O livro publicado em 2001, recebeu o Troféu APCA e o Prêmio Machado de Assis, da Fundação Biblioteca Nacional. É o primeiro romance de Luiz Ruffato, que, no momento, está nos cinemas com o filme Redemoinho. O longa é uma adaptação do seu livro “O Mundo Inimigo – Inferno Provisório Vol. II”, que faz um eco com “Eles Eram Muitos Cavalos”, no que tange ao olhar para o movimento migratório, a questão do pertencimento e o resultado proveniente das escolhas.

Com uma perspectiva documental, a montagem é uma investigação dos 69 fragmentos originais da obra homônima, mantendo a sua estrutura não linear. O único ele entre eles, é o fato de todas as narrativas ocorrerem em um só dia na cidade de São Paulo. Assim, como o romance, a peça é uma espécie de retrato, um tributo sobre a cidade de São Paulo. Um panorama sobre a beleza e o caos, a que estão imersos esses diversos indivíduos que, na multidão, passam invisíveis, mas, que tem histórias que ecoam no cinza imposto pelo concreto e potencializado pela opção do poder público.

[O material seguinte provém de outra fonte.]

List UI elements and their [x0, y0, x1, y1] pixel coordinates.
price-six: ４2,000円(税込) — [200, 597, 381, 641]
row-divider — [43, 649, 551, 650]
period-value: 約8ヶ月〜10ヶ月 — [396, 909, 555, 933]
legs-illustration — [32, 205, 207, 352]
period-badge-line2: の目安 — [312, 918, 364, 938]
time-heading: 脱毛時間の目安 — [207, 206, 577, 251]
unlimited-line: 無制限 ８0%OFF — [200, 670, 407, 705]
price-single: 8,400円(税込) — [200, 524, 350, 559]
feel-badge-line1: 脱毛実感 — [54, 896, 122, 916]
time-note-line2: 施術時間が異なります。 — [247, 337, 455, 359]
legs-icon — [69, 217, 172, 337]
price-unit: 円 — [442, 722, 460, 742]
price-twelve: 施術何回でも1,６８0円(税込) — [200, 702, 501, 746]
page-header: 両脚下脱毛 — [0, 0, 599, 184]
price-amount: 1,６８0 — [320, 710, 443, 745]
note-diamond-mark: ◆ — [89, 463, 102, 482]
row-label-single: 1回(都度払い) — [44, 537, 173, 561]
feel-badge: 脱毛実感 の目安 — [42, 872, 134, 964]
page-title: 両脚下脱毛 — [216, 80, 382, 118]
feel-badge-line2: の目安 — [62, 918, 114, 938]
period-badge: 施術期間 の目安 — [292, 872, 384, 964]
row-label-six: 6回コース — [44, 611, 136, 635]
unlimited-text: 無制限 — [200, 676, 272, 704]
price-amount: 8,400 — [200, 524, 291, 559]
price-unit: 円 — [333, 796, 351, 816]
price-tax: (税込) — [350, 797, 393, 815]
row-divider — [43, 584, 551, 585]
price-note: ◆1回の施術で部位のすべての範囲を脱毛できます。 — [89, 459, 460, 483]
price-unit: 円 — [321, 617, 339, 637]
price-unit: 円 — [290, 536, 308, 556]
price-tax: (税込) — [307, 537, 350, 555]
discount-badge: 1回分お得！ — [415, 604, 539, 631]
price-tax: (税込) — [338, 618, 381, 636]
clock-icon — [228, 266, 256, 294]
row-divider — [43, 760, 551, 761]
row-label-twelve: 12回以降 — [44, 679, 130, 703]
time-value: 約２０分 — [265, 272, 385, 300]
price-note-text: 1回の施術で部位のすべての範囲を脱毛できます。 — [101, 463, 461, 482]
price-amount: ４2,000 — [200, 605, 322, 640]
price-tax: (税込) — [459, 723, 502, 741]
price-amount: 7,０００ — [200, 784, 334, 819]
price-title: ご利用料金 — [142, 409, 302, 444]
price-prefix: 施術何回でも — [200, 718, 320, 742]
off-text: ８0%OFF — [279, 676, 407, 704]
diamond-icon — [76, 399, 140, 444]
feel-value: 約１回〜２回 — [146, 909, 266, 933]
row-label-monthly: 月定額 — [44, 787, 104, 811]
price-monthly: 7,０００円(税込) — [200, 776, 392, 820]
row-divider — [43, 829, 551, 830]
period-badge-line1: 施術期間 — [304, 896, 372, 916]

“Eles Eram Muitos Cavalos”, ecoa também com o trabalho anterior do diretor Alexandre Lino. Se em “Volúpia da Cegueira”, a peça falava de uma cegueira que ultrapassa os limites da fisicalidade, nessa nova investigação, a cegueira é metáfora do individualismo e urgência a qual nos é imposto no cotidiano para a sobrevivência nos grandes centros urbanos. É a partir da pesquisa do Teatro Documentário, que Lino realiza com a Documental Cia, em trabalhos como Domésticas, O Pastor, Nordestinos e Lady Christiny, que o convite do Coletivo dos Vagabundos, se faz irrecusável. Nessa mesma investigação, que chama de Teatro do Pertencimento, que é conduzida a montagem de “Eles Eram Muitos Cavalos”.

“O romance de Ruffato é repleto de poéticas que me fascinaram, mas, traz um traço de crueza observacional, que é uma característica do texto documental que interessa ainda mais.” – Alexandre Lino (Diretor)

O cenário de Pablo Falcão evocará a megalópole, em cinco andaimes de obras que sugerem o sufocamento, proporcionado pelos arranha-céus de São Paulo. Em tons de cinza, dialogando com o concreto armado, também é a opção da figurinista Karlla de Luca, para compor uma palheta que fala com a realidade atual de uma cidade que foi obrigada a esconder as cores de seus grafites.

*O autor Luiz Ruffato estará presente para uma das sessões em debate com o público após a apresentação.